Last night, more than one hundred people met at Ludlow Brewery for the launch of the People’s Alliance for Ludlow (PAL). The mood of the meeting was angry and constructive in turns. The anger was directed at Shropshire Council for the way it is managing cuts and forcing town and parish councils to take over services. The Clinical Commissioning Groups also came under fire for the chaos of Future Fit and the threats to local health services.
This morning, council leader Malcolm Pate took to the airwaves of BBC Radio Shropshire to announce that he is backing down on the September deadline to get agreement to transfer services like leisure centres, youth services and libraries to town and parish councils. The councils will get an extra year to come to agreement with Shropshire Council after Pate admitted that the parishes were right when they said the deadline was impossible to meet.
Last night’s meeting of the People’s Alliance for Ludlow was constructive and useful meeting. The audience and speakers vented anger at cuts and the way that cuts are being handled. They came from different perspectives. Councillor Di Lyle spoke in personal capacity on how negotiations with Shropshire Council were going. Helen Hughes, chief executive of the Ludlow Assembly Rooms, said that whatever happened to funding, the Assembly Rooms would survive. Joyce Brand and Gill George briefed on threats to health services under Future Fit. Tish Dockerty gave a perspective from town traders and the worries that the independent identity of Ludlow is being threatened. Teenager Eryn Lawley spoke for young people and concerns for what services they will have in the future. David Burton chaired the meeting, seeking a mandate for establishment of the Alliance.
I had feared that the meeting would be too concerned with protest, without enough emphasis on finding solutions. That was not the case. People recognised that we have to get on with the job of negotiating the future of services, even though we hate what is happening.
The People’s Alliance for Ludlow will now be set up and I look forward to seeing it in action. It will need to move fast if it is to have any influence on Shropshire Council’s plans, though the council has announced today that more time will be allowed for negotiations with town and parish councils.
It was, I am sure, just a coincidence that Malcolm Pate made his announcement this morning. But he would not have backed down on his deadline without the growing howls of protest from parish councils and the public.
Speaking to Eric Smith on BBC Radio Shropshire this morning, Pate claimed that the council and parishes were partners and he was “working positively with them” (interview begins at 2hrs 36mins). He said: “We are not at odds with our parish and town councils. We want to work with them.”

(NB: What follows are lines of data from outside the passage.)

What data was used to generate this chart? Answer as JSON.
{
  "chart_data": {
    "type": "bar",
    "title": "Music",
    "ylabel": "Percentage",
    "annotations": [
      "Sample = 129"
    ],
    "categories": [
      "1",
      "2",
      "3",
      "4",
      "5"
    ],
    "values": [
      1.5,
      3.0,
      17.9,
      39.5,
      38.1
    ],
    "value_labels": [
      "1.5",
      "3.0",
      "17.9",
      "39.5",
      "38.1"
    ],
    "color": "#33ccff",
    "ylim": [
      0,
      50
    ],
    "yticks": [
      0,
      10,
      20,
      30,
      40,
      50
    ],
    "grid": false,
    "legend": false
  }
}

He said that Shropshire Council had listened carefully, accepting that the parish councils were right in their complaint that not enough time had been allocated to negotiations over service transfers. He said:
We have listened carefully to town and parish councils. The conclusion that we have come to is that probably the deadline of September was too short a period, and to be fair to the, I think they were right on that. We have listened to them. We have made changes. We have found a little bit of money to give them more time to develop their plans. About 12 months. We want to help them. We want to talk to them. To see ways we can continue to develop these community services.
As far as we are concerned, it is not ‘us and them’. It’s us working together to deliver those community services which we know are valued in our villages and towns.
He said the money coming from “a little bit of leeway” in certain areas under the revised financial strategy. There are no details of this in today’s cabinet papers or any mention of the changes in today’s Shropshire Star. This suggests this welcome change is last minute back of envelope stuff that is not yet fully worked through.
I am very glad that an impossible timescale has now been abandoned. I don’t really buy Malcolm Pate’s claim that Shropshire Council is a “partner” with town and parish councils at present. These is too much uncertainty and friction caused by the way Shropshire Council has handled negotiations for service transfers. Its threat that parish councils had to agree to take on services by September caused much anger. That was evident at the People’s Alliance for Ludlow meeting last night. But we will have to work in partnership with Shropshire Council.
I said at last night’s meeting, as much as we hate and disagree with what is going on, we must still work with the council on service transfers. Not to do so would let our community down, especially our more vulnerable residents.